In your experiment, random selection and random assignment are important concepts to ensure the validity of your results. Here’s how they apply to your scenario:
Random Selection:
In your current setup, you do not have a clear element of random selection because you are using all the seeds from a single packet. Random selection would typically involve choosing the seeds from a larger population in a manner that each seed has an equal chance of being selected. If you sourced your seeds from a larger batch or population of seeds or if you selected them randomly from a mix of seeds, that would be an example of random selection.
Random Assignment:
Random assignment involves assigning your selected individuals (in this case, the seeds) to different treatment groups in such a way that each seed has an equal chance of being placed in any group. In your experiment, you are planting 4 seeds in soil and 2 seeds in sand, which indicates a specific predetermined assignment rather than random assignment.
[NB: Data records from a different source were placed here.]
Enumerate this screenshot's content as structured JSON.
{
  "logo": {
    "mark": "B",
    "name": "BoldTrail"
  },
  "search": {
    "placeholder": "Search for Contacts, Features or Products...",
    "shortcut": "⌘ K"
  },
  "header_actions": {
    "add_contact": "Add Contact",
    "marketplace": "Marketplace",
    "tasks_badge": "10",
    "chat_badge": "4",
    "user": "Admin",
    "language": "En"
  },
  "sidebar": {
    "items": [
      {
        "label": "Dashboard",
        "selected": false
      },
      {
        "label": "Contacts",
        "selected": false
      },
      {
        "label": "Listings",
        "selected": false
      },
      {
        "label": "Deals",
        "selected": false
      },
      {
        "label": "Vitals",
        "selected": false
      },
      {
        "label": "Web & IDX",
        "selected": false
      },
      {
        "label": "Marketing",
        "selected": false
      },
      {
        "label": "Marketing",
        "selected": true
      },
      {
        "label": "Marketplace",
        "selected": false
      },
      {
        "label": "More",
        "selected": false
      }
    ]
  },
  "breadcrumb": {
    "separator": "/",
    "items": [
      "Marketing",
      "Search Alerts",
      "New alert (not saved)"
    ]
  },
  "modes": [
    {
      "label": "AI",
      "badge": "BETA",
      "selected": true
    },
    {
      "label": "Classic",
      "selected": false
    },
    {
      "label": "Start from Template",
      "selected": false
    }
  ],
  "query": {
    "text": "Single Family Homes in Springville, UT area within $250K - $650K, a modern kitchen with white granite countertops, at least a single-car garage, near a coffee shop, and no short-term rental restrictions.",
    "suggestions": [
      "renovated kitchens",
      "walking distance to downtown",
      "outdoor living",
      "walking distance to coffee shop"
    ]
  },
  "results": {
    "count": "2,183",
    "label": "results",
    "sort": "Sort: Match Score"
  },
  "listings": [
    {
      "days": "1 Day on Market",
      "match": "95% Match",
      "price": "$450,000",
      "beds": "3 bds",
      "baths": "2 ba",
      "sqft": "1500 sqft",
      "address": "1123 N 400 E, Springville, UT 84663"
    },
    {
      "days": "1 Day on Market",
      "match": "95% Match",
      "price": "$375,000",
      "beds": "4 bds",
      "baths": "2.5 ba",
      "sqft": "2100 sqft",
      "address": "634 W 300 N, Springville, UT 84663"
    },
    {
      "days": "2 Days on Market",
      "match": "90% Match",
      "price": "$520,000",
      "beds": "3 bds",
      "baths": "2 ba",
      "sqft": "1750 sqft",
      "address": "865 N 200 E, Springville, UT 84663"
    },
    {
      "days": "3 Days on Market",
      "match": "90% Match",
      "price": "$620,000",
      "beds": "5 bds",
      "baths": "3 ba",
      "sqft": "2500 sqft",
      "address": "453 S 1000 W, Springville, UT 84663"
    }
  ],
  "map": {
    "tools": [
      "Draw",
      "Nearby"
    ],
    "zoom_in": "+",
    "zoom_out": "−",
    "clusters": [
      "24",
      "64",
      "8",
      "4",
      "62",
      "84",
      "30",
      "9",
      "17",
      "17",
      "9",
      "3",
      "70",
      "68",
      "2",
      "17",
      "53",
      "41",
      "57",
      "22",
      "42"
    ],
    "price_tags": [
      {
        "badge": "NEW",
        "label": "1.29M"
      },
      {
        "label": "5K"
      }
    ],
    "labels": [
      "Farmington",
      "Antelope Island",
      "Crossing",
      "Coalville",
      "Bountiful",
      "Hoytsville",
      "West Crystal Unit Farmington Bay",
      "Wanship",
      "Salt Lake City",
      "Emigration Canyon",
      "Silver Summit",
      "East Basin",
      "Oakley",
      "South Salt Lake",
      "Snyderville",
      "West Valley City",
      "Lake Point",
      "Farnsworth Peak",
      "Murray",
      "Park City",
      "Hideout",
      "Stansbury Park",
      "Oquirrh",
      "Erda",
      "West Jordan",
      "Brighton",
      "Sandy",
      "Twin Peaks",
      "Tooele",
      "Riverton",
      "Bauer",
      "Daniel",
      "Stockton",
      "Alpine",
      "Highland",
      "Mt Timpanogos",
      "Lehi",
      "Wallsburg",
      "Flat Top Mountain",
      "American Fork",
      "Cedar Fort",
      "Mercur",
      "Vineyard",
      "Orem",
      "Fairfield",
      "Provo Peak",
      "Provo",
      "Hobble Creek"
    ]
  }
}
To incorporate random assignment, you could randomly assign all 6 seeds to either the soil or sand pots (for example, using a method like flipping a coin or using random number generation) to eliminate any bias in the treatment assignment.
In summary:
- Random Selection: Not explicitly present in your current setup as you are using all seeds from a single packet. This could be incorporated if you sourced seeds from a larger population.
- Random Assignment: Currently not applied, as the assignment of seeds to treatment groups (soil vs. sand) is predetermined. You could enhance this by randomly assigning all seeds to either treatment group.